— Тоже об этом слышал, — отозвался Уил Хэнкок. — Она славная, Дженни.
— Да, славная, — безразлично произнес Джон Стерджис. — Ну вот, привезу Молли новость. Ей будет любопытно. Она-то надеялась, что вас опередят молодой Джек с женой. Но пока никаких признаков.
Он покачал головой, и по его лицу прошла тень.
— Я не думал, что ты придаешь этому такое значение, хотя новость, конечно, интересная, — сказал Уил Хэнкок, пытаясь утешить друга.
— В газете напишут, — с оттенком горечи прибавил Джон Стерджис. Четыре поколения. Хоть и не прямой, так сказать, правнук. Уж я-то их знаю.
Он сделал глоток побольше.
— Ну и нагорит же мне дома, — признался он. — Молли решит, что я спятил. А зачем жить, если только и делаешь, что раздражаешься?
— Да ты никогда так хорошо не выглядел, Джон, — дружелюбно вставил Уил Хэнкок. — Никогда.
— Да, в основном чувствую себя бодро, — согласился Джон Стерджис. — Ну, а ты выглядишь просто четырехлетним ребенком. Хотя зима…
Он не докончил фразу, и оба на мгновение умолкли, думая о наступающей зиме. Зима, недруг всех стариков.
Вдруг Джон Стерджис подался вперед. На щеках его заиграл давно отживший румянец, глаза внезапно зажглись.
— Скажи, Уил, — страстно начал он. — Мы с тобой многое повидали на своем веку. Скажи мне, как ты думаешь… что же это все-таки такое?
Уил Хэнкок не стал притворяться, будто не понял вопроса. И не мог отказать другу в ответе.
— Не имею понятия, — произнес он наконец серьезно и медленно. — Я думал об этом, но — видит бог — ничего не понимаю.
Джон разочарованно откинулся на спинку кресла.

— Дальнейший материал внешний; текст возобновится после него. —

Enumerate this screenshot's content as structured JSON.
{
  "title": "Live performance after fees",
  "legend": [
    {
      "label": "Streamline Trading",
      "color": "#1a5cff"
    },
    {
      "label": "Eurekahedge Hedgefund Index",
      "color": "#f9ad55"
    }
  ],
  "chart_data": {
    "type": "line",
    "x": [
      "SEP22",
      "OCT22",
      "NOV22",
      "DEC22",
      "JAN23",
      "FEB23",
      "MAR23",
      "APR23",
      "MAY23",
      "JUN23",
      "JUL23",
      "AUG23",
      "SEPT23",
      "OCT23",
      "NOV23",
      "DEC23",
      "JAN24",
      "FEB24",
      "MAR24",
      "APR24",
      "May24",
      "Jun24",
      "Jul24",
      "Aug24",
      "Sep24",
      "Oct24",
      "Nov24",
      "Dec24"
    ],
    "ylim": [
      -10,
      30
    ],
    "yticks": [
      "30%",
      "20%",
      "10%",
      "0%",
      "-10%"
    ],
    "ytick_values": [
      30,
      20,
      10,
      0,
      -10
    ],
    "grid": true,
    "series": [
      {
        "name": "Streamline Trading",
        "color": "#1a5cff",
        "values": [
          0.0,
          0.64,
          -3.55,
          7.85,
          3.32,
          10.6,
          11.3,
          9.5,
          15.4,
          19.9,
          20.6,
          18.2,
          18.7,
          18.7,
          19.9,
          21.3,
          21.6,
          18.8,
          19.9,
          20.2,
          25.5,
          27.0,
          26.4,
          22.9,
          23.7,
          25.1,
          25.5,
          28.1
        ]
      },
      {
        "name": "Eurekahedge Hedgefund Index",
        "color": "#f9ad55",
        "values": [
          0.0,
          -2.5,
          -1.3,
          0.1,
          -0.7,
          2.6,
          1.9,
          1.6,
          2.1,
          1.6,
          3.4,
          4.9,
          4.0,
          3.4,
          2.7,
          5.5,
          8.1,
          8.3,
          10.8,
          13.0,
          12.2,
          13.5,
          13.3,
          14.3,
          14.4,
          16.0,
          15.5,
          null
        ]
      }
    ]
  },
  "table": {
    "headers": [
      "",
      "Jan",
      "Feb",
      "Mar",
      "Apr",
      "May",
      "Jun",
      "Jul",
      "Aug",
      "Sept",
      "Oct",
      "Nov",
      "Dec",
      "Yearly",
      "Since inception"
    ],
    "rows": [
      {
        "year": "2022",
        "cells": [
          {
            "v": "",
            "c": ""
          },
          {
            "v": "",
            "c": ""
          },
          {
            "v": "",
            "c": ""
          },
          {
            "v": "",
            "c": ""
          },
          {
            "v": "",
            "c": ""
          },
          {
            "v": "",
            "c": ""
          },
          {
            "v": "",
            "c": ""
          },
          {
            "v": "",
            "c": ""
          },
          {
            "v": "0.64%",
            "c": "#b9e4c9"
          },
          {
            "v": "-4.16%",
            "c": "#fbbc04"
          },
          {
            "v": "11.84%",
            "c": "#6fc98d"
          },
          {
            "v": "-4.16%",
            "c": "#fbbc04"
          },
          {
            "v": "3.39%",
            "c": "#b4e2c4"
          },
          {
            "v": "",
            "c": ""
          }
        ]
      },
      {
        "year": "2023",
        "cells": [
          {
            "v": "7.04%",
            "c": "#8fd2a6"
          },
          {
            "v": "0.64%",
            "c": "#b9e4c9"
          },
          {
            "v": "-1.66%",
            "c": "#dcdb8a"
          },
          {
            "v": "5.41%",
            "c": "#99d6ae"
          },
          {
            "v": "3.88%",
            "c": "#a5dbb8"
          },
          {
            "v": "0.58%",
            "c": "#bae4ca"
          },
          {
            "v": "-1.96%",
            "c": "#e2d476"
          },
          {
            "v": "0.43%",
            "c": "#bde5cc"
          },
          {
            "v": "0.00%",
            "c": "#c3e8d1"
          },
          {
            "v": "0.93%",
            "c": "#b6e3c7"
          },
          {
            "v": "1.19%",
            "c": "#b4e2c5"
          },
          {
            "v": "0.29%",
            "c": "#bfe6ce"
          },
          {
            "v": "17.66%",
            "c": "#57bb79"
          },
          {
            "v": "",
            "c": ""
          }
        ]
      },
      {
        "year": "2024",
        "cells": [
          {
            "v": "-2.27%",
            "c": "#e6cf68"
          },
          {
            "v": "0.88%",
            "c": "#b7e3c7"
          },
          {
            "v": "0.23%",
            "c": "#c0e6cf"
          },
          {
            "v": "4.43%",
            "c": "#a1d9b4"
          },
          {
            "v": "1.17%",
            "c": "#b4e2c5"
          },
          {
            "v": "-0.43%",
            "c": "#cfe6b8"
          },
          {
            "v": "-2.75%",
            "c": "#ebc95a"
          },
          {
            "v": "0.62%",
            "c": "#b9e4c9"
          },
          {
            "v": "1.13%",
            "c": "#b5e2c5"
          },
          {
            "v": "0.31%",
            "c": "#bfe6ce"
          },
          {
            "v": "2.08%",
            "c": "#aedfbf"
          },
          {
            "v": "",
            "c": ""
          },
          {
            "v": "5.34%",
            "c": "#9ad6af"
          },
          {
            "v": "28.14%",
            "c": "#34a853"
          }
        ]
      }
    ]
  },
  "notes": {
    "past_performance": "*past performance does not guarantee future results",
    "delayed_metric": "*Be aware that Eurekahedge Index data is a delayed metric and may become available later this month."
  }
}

— Да, плохо, — проворчал он. — Я ведь тоже об этом думал. Так вроде ничего другого и не делаешь, только все время _думаешь_. Ты у нас образованный, но если и ты не понимаешь, тогда…
Он уставился в пустоту — в его холодном взгляде не было ни страха, ни гнева. Уилу Хэнкоку захотелось помочь ему.
И снова глазам его предстали трое под яблоней, каждый был частью его, каждый был с женщиной, каждый твердил: «Вот она, любовь». Но теперь, очутившись во власти фантазии, он заметил четвертую пару — старика, который все еще держался очень прямо, и девушку, которая шла все той же легкой походкой несмотря на отяжелевшее тело.
Он разглядывал вновь прибывших сначала с недоверием, потом с легкой улыбкой. Летом, когда он сидел под яблоней, Дженни почти каждый день приходила его звать. Он видел, как она глядит через пропасть, их разделявшую, и понимает, что все не так плохо, как она считала. А ведь я и сам мог бы быть старым деревом, подумал он. Или старой скалой, куда приходишь, если хочется побыть одному.
Были у них и другие родственники — его и ее. И дом был полон женщин. Однако приходила она к нему. Для всех он оставался «папой Хэнкоком», их замечательным стариком, их собственностью. Но Дженни была не совсем его рода-племени и поэтому набиралась у него мудрости покоя, которой, сам того не ведая, обладал он.
Он слышал, как в густой траве стрекочут насекомые, и вдыхал запах сена, запах летних дней. Любовь? Нет, конечно, нет. Да и какая могла быть любовь? Для нее это было лето и старое дерево, для него… он знал, что это было для него. Она нравилась ему, безусловно, но разве это ответ? Не она его волновала. И все же в какой-то миг он ясно услышал, как на ладах побежденной плоти затрепетала одна-единственная серебряная струнка. Стоило ему о ней подумать, как струна зазвенела вновь, прозвучала бессмертная нота. И стихла, ничто уже не заденет ее.
— На днях я тоже об этом думал и вот хотел сперва понять, что такое любовь, но… — начал было Уил и осекся.
Да и к чему продолжать? Джон Стерджис — его старый друг, но невозможно высказать, что у тебя на уме.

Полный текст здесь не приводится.